The leading knowledge platform for the financial technology industry
The leading knowledge platform for the financial technology industry

A-Team Insight Blogs

FCA Urges Greater Cyber Resilience

The number of cyber incidents financial services firms reported to the Financial Conduct Authority (FCA) soared in 2018, and the watchdog is now calling on regulated firms to develop greater cyber resilience to prevent attacks and operational resilience to recover from them.

According to data recently acquired by accountancy firm RSM under the Freedom of Information Act, cyber attacks on financial services firms increased 12-fold in 2018, with 819 incidents reported in 2018 compared to just 69 in 2017. Banks are the most vulnerable, accounting for over 50% of reports, while whole financial markets reported 115 incidents and retail investment firms accounted for 53.

Firms also reported a 187% increase in technology outages to the FCA, with 18% cyber-related and 20% specifically related to change management.

The FCA is now calling for greater IT security awareness across the financial industry, following a survey last year which found that nearly half of regulated financial services firms do not upgrade or retire old IT systems in time, while only 56% say they can measure the effectiveness of their information asset controls. Only the largest firms have automated their detection systems to spot potential cyber attacks, with smaller firms generally relying on old school, manual processes – or no processes at all. The regulator also suspects that under-reporting is still an issue, suggesting that the problem could be even more widespread.

“The current threat level is remarkable,” warns Megan Butler, Executive Director of Supervision – Investment, Wholesale and Specialists at the FCA. “Keeping this in mind, it is a major concern that a lot of firms still seem to be trying to get the basics right on cyber. A third of firms do not perform regular cyber assessments. Most know where their data is. But describe it as a challenge to maintain that picture.”

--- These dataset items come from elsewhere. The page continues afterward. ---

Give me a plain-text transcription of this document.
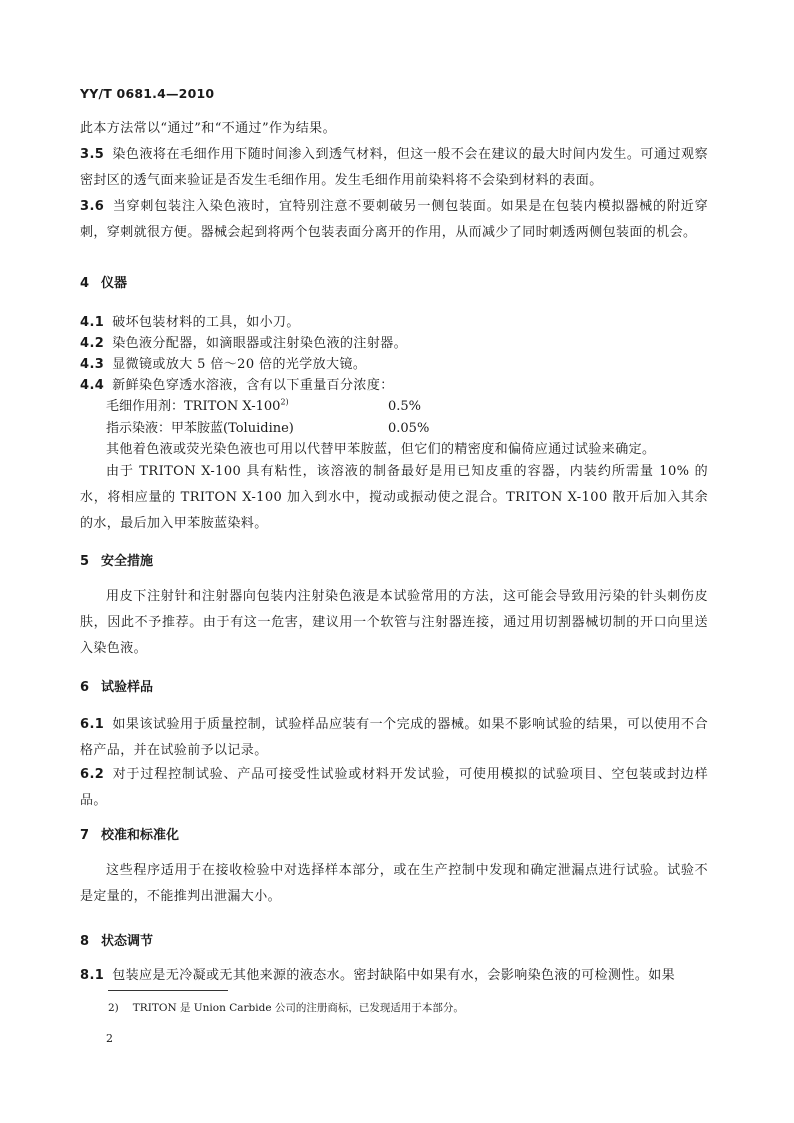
YY/T 0681.4—2010

此本方法常以“通过”和“不通过”作为结果。

3.5 染色液将在毛细作用下随时间渗入到透气材料，但这一般不会在建议的最大时间内发生。可通过观察密封区的透气面来验证是否发生毛细作用。发生毛细作用前染料将不会染到材料的表面。

3.6 当穿刺包装注入染色液时，宜特别注意不要刺破另一侧包装面。如果是在包装内模拟器械的附近穿刺，穿刺就很方便。器械会起到将两个包装表面分离开的作用，从而减少了同时刺透两侧包装面的机会。

4 仪器

4.1 破坏包装材料的工具，如小刀。

4.2 染色液分配器，如滴眼器或注射染色液的注射器。

4.3 显微镜或放大 5 倍～20 倍的光学放大镜。

4.4 新鲜染色穿透水溶液，含有以下重量百分浓度：

毛细作用剂：TRITON X-100$^{2)}$	0.5%
指示染液：甲苯胺蓝(Toluidine)	0.05%

其他着色液或荧光染色液也可用以代替甲苯胺蓝，但它们的精密度和偏倚应通过试验来确定。

由于 TRITON X-100 具有粘性，该溶液的制备最好是用已知皮重的容器，内装约所需量 10% 的水，将相应量的 TRITON X-100 加入到水中，搅动或振动使之混合。TRITON X-100 散开后加入其余的水，最后加入甲苯胺蓝染料。

5 安全措施

用皮下注射针和注射器向包装内注射染色液是本试验常用的方法，这可能会导致用污染的针头刺伤皮肤，因此不予推荐。由于有这一危害，建议用一个软管与注射器连接，通过用切割器械切制的开口向里送入染色液。

6 试验样品

6.1 如果该试验用于质量控制，试验样品应装有一个完成的器械。如果不影响试验的结果，可以使用不合格产品，并在试验前予以记录。

6.2 对于过程控制试验、产品可接受性试验或材料开发试验，可使用模拟的试验项目、空包装或封边样品。

7 校准和标准化

这些程序适用于在接收检验中对选择样本部分，或在生产控制中发现和确定泄漏点进行试验。试验不是定量的，不能推判出泄漏大小。

8 状态调节

8.1 包装应是无冷凝或无其他来源的液态水。密封缺陷中如果有水，会影响染色液的可检测性。如果

2) TRITON 是 Union Carbide 公司的注册商标，已发现适用于本部分。
2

The financial services industry is currently one of the slowest to address security flaws. According to cyber security firm Veracode it takes an average 163 days to fix security defects in a financial institution, compared to (for example) just 43 days in Healthcare.

“Global financial institutions are consistently a favourite target of attackers and will continue to be until they speed up vulnerability remediation. Leaving holes in a bank’s security posture is like leaving the keys to the castle under the mat, putting highly valuable information and critical assets at risk,” warns Paul Farrington, Veracode’s EMEA Chief Technology Officer.

“Whilst our data shows the sector is in fact scanning a huge volume of applications and finding flaws that need fixing, the next frontier is achieving greater speed in fixing those flaws, because speed matters. The velocity at which organisations fix flaws they discover in their code directly mirrors the level of risk incurred by applications. The financial sector should consider all dimensions of risk to prioritise which flaws to fix first.”